What is Doxa definition/concept/elaboration

Western philosophy emerged in Greece when the first philosophers, the pre-Socratics, raised the need to think with rational criteria and not according to the schemes of mythology. One of the key concepts to understand philosophical rationality is precisely the concept of doxa, traditionally translated as opinion. 

doxa versus episteme

Everyone has their own opinions on different subjects. Opinion is based on subjective evaluation of something. “I think these cakes are fine, but my friend thinks otherwise.” The plurality of personal assessments makes it impossible to build true knowledge based on a simple opinion. If we want to approach the truth, we must go through the path of knowledge or episteme. Doxa

The difference between opinion and knowledge (doxa and episteme) was addressed by Parmenides and later by Plato. According to the first, doxa starts from the senses, desires and personal experiences, while episteme is the attempt to construct a truth far from individual subjectivity. According to Plato, doxa is knowledge that depends on appearances, therefore, it is misleading. Plato defended the ideals of doxa and called them disparagingly as doxographers, which can be translated as opines.

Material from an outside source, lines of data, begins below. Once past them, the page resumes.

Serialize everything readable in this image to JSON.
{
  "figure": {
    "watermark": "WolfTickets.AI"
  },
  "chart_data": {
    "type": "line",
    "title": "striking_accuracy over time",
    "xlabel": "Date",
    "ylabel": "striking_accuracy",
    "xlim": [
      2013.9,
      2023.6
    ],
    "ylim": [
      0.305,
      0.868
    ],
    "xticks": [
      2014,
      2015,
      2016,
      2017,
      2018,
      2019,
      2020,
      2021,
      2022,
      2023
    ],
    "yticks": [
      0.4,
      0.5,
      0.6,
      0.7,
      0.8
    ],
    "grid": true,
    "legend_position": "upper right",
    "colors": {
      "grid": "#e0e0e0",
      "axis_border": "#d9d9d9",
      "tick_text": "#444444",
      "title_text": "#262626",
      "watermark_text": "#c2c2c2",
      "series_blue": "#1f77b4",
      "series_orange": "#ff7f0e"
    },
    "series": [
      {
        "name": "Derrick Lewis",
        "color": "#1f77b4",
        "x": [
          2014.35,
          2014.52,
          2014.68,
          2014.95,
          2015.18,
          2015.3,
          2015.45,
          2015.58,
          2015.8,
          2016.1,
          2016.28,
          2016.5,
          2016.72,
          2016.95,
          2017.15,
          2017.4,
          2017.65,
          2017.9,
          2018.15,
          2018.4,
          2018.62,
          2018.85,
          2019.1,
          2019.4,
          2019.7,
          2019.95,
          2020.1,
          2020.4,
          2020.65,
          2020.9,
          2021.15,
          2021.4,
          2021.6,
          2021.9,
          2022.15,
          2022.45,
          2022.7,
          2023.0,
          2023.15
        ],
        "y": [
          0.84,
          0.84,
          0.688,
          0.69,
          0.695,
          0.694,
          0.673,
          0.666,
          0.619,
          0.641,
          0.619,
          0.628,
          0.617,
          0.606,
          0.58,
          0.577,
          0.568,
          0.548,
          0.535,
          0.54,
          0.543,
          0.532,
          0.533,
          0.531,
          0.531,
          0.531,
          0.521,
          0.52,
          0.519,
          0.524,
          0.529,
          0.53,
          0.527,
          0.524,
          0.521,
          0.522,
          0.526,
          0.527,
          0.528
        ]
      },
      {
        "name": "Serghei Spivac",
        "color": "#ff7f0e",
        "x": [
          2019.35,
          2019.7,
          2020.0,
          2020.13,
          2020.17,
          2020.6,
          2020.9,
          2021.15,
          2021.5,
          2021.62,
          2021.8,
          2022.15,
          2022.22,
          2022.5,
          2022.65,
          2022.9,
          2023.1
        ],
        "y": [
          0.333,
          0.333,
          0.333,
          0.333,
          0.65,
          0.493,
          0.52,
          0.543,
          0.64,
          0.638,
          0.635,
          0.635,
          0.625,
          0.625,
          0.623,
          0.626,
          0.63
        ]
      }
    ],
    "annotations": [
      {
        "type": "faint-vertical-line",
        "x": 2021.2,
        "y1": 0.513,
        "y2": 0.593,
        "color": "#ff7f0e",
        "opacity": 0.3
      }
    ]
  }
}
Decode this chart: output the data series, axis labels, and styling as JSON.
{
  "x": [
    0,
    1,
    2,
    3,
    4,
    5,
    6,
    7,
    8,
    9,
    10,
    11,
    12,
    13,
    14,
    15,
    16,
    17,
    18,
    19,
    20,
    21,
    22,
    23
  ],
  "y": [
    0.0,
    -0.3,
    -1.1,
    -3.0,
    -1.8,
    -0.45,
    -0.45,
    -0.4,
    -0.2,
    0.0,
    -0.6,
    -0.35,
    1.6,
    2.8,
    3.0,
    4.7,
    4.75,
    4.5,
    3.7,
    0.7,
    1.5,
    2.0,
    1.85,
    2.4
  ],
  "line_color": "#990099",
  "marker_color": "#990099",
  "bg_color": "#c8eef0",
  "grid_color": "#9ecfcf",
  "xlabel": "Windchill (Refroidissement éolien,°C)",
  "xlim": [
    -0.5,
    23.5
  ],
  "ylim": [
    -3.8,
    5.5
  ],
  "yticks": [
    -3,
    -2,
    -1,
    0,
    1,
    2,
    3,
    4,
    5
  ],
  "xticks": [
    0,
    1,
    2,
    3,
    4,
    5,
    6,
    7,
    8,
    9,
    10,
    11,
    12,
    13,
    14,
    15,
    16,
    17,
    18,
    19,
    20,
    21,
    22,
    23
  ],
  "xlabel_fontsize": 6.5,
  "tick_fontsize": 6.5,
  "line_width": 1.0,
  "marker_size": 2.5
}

For most Greek philosophers doxa is a substitute for true knowledge. Through opinion, we can communicate, share experiences and assess any aspect of reality from an individual point of view. However, if we want to know something with a criterion of truth and objectively, we must follow the path of episteme. This distinction between one form of knowledge or another is crucial to understanding the difference between what is scientific and what is not. 

belief in science

The reflection on the doxa and episteme in philosophers like Parmenides and Plato is a matter that allows us to better understand our mentality. There are some skills that are based on personal beliefs (eg, religious faith), while others are based on strictly rational and empirical criteria (eg, biology as a scientific discipline ).

Despite the distinction between belief and science, they are totally incompatible areas, as beliefs can be accompanied by rational arguments and, in parallel, scientific truths can become beliefs of a spiritual type (for example, an astronomer may believe in God because he considers that the order of the universe was created by a superior being).